While AI is certainly making fast advances, it will always be a supporting technology, not a sole solution, Osborn says. “AI will not replace humans, but it will make humans better at their jobs.” From AI, human agents will learn ways to work more effectively with customers. Similarly, companies can use updated data from agent-customer interactions to further train AI engines.

“Businesses that embrace [cross-platform conversational interfaces] now will have a significant competitive advantage,” Iyer says. “We see early adopters in retail, financial services, health care, automotive, and hi-tech.”

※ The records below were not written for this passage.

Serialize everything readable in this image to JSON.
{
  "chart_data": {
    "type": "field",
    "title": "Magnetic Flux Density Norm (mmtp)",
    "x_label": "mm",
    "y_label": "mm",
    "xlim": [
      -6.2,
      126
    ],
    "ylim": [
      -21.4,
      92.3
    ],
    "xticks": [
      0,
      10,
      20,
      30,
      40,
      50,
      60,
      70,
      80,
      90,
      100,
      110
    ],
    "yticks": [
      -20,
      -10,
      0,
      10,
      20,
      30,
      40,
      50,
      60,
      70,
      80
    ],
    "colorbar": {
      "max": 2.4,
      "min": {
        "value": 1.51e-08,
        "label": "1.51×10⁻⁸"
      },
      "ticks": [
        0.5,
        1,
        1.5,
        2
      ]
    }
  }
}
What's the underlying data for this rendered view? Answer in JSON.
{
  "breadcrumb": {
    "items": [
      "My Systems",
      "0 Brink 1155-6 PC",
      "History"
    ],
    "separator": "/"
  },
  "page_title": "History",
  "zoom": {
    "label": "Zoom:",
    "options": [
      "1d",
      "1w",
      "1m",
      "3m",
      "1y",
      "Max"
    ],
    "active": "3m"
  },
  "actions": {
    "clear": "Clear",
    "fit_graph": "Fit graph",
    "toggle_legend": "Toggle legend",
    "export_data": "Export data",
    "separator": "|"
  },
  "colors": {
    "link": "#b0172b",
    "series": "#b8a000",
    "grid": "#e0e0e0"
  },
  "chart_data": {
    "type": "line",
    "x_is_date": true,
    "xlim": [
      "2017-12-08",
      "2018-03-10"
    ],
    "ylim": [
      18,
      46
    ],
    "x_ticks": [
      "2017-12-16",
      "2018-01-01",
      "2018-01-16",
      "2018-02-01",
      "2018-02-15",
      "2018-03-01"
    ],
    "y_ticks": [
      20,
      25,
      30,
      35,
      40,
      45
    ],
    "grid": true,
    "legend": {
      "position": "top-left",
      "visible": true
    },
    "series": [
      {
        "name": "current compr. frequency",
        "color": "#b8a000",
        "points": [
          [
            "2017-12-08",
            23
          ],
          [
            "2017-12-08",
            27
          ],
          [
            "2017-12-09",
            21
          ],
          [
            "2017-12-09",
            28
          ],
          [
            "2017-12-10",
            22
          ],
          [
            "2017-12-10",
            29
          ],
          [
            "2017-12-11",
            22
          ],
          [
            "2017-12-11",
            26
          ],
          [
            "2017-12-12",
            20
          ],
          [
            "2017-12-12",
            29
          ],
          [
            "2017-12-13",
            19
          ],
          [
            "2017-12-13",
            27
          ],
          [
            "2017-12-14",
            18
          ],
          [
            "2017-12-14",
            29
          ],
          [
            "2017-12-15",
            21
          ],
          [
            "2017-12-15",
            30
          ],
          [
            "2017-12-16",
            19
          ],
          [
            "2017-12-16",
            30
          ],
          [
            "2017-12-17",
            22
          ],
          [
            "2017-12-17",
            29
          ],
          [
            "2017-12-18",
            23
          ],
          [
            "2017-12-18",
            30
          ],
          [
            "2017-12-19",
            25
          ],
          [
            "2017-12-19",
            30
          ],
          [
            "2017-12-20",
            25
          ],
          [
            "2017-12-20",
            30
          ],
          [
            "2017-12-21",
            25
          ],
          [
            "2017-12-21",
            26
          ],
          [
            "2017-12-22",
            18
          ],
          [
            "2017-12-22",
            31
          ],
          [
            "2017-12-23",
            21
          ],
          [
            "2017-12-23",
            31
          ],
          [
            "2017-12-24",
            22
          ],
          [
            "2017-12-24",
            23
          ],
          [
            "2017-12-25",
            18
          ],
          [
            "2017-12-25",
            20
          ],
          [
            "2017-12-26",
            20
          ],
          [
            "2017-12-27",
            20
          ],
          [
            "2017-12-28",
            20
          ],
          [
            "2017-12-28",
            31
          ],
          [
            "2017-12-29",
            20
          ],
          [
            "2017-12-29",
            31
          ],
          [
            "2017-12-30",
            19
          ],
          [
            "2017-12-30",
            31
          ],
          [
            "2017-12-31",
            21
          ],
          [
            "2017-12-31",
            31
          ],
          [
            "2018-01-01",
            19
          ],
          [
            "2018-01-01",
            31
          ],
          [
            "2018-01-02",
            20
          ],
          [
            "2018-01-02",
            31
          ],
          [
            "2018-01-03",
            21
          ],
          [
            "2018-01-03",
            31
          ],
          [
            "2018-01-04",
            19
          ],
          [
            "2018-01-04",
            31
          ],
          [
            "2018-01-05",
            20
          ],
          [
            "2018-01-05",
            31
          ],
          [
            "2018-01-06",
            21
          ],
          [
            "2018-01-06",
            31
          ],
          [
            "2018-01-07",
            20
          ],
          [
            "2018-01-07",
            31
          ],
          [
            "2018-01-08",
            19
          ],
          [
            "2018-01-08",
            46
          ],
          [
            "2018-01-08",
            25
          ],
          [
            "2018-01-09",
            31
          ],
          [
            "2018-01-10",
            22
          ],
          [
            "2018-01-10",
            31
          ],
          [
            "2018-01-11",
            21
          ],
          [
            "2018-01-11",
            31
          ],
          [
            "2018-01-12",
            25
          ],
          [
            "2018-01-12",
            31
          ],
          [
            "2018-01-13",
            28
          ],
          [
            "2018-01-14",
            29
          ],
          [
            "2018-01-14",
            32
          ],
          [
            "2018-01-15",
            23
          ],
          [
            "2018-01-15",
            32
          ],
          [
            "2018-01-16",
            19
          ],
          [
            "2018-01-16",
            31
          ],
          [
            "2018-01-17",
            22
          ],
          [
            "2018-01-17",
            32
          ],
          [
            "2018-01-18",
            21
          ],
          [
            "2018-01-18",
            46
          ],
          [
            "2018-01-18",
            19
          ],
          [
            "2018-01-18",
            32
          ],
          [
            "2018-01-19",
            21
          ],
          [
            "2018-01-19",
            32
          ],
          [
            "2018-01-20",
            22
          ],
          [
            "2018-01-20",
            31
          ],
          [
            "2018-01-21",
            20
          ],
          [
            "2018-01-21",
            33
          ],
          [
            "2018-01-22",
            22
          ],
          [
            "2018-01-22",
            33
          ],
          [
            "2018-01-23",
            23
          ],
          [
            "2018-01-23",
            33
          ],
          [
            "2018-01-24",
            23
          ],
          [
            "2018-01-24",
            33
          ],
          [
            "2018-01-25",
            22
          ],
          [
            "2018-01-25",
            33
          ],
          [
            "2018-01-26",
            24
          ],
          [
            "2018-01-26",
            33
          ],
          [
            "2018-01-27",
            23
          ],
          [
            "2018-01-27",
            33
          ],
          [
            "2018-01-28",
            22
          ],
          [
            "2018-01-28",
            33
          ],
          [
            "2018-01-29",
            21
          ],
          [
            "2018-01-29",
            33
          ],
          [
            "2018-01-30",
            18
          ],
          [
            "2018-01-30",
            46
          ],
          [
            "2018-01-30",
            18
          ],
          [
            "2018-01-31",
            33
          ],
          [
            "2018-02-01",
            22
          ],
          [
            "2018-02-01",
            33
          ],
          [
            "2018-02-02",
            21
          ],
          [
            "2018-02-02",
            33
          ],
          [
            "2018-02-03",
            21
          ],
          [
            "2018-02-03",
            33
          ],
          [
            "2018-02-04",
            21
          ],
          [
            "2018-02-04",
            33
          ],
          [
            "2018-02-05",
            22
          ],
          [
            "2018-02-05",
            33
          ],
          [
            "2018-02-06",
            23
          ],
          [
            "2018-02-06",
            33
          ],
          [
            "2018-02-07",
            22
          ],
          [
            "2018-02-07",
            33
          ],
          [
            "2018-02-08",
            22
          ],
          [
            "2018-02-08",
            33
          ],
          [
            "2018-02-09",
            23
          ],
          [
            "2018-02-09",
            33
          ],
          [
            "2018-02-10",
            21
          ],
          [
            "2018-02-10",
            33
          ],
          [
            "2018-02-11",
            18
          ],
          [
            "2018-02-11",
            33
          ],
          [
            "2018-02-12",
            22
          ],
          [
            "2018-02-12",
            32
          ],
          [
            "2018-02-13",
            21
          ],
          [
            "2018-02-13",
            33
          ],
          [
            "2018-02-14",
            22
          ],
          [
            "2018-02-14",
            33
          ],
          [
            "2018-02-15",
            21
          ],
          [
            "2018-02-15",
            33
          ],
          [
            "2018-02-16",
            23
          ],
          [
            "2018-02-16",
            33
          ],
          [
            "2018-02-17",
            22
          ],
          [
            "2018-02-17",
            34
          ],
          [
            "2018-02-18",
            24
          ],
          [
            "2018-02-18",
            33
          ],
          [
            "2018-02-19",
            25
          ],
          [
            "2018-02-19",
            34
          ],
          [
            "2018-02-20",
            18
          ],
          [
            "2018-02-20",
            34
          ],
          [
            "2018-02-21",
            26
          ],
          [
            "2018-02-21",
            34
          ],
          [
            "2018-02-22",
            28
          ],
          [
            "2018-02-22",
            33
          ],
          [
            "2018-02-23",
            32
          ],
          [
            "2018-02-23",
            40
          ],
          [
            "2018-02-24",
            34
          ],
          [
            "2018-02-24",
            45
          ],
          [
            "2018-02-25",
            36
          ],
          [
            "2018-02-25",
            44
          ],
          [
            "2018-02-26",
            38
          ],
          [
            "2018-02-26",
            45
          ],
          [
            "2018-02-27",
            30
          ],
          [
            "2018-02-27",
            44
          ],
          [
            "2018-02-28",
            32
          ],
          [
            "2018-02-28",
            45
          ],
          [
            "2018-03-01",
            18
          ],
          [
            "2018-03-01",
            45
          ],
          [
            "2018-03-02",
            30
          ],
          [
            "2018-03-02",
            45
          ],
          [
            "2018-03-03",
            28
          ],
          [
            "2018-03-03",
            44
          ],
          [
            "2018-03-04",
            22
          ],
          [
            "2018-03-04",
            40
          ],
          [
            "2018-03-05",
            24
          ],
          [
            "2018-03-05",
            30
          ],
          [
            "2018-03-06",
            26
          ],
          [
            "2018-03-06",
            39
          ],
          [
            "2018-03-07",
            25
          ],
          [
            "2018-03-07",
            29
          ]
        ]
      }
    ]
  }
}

Don’t Forget the Old-School Platforms

As much as we might like to focus on speech-enabled platforms and other cutting-edge technologies, the fact is that “cross-platform” is an inclusive term which encompasses plenty of platforms that have been around forever but sometimes need an update. For instance, forums provide a very basic conversational interface. Forums enable users to exchange ideas, find solutions to questions, and carry on other conversations regardless of device. They use underlying technology that can accept input from a variety of devices and present it in a uniform way, says Adrian Speyer, head of community for communication for Vanilla Forums.